Petrobras é terceira interessada no caso OceanPact/CBO
A Petrobras PETROBRAS apresentou à Superintendência-Geral do CADE documentos que demonstram o cumprimento dos requisitos para se tornar terceira interessada no caso OceanPact/CBO.

A Superintendência-Geral do CADE deferiu o pedido de intervenção como terceiro interessado formulado pela empresa PETRÓLEO BRASILEIRO S.A. – Petrobras no Ato de Concentração nº 08700.003132/2026-55, de interesse das empresas OceanPact Serviços Marítimos S.A. e CBO Holding S.A.
A operação trata da proposta de combinação de negócios entre as Requerentes, a ser implementada por meio da incorporação da CBO pela OceanPact e consequente combinação de suas respectivas bases acionárias. De acordo com a petição inicial, a Operação reside na combinação de ativos e competências complementares, com o objetivo de fortalecer a capacidade operacional das Requerentes no setor de apoio marítimo offshore. A integração das frotas e das estruturas operacionais permitirá ganhos de eficiência decorrentes da otimização da alocação de embarcações, da diluição de custos fixos administrativos e operacionais e da maior flexibilidade para atendimento a contratos de diferentes perfis e durações.

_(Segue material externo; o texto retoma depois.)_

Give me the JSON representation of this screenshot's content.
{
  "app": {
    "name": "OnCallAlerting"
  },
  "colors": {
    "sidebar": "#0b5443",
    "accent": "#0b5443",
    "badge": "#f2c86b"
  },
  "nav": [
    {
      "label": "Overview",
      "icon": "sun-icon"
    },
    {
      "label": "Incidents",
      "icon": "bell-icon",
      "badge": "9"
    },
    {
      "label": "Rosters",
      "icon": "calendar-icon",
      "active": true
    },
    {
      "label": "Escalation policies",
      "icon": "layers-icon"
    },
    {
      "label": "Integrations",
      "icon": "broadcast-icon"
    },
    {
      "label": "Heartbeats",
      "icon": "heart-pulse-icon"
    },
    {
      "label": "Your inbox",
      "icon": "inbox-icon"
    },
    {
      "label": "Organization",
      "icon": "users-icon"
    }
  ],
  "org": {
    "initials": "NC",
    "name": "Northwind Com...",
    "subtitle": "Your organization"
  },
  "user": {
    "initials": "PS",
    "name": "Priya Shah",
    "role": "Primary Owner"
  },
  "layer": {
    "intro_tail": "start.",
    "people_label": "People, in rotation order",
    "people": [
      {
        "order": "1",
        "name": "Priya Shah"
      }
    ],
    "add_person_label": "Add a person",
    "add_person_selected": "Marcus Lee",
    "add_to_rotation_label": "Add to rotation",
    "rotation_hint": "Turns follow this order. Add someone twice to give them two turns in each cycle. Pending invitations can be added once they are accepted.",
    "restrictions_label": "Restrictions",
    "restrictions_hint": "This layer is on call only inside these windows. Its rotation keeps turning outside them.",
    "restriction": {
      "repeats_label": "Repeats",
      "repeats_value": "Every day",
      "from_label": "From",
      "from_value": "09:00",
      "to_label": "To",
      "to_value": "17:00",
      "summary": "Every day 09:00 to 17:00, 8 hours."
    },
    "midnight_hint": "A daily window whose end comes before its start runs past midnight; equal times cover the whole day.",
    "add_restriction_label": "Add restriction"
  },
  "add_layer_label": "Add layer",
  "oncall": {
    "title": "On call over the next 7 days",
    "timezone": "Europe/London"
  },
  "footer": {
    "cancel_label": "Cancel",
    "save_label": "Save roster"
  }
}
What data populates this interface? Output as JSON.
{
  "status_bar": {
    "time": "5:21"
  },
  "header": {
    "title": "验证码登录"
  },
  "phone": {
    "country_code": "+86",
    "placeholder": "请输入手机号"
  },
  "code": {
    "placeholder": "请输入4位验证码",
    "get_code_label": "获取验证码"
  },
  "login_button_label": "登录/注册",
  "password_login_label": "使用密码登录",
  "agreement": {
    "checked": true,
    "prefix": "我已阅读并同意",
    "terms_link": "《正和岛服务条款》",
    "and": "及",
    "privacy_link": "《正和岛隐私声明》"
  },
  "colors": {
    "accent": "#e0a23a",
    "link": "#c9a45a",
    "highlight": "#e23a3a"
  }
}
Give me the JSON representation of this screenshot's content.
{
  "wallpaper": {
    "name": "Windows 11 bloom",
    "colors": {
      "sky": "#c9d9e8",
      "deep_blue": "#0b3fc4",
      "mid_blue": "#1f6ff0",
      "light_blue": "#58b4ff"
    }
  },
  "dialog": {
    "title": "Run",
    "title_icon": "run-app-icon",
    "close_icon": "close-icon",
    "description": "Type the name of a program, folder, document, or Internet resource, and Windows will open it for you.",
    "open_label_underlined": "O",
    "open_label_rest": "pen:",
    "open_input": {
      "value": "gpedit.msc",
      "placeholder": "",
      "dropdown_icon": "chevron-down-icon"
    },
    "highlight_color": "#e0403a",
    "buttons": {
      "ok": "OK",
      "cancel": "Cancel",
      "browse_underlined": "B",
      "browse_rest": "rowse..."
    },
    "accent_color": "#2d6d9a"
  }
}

De acordo com a Nota Técnica nº 12/2026/CGAA4/SGA1/SG/CADE, a Petrobras formalizou suas preocupações concorrenciais no mercado de apoio marítimo offshore, destacando que o suporte logístico a plataformas em águas jurisdicionais brasileiras exige embarcações altamente especializadas, o que a compele a realizar licitações distintas para cada modalidade de serviço. A estatal enfatizou que as restrições legais à contratação direta de operadoras estrangeiras — que exigem a intermediação obrigatória de Empresas Brasileiras de Navegação (EBNs) e limitam o uso de bandeiras internacionais a caráter excepcional — reduzem estruturalmente a competitividade do setor, agravada pelas regras de circularização e bloqueio da Resolução ANTAQ nº 129/2025.
Apesar de esses entraves regulatórios e burocráticos já integrarem o escopo de análise prévia da Superintendência-Geral do CADE, a peticionante trouxe um elemento fático inédito para subsidiar a instrução do processo. A companhia reportou que, nos certames promovidos entre janeiro de 2024 e dezembro de 2025, sete embarcações do tipo PSV de bandeira estrangeira (Ace Defender, Allie Chouest, Baru Andes, Jack Edwards, Juan C., Robert Adams e Roger White) restaram impedidas de operar devido à negativa do Certificado de Autorização de Afretamento (CAA) pela ANTAQ, motivada pelo bloqueio comercial exercido por armadores nacionais.
Após análise da documentação apresentada pela Petrobras, a SG do CADE concluiu que a empresa cumpre os requisitos para se habilitar como terceira interessada no Ato de Concentração 08700.003132/2026-55.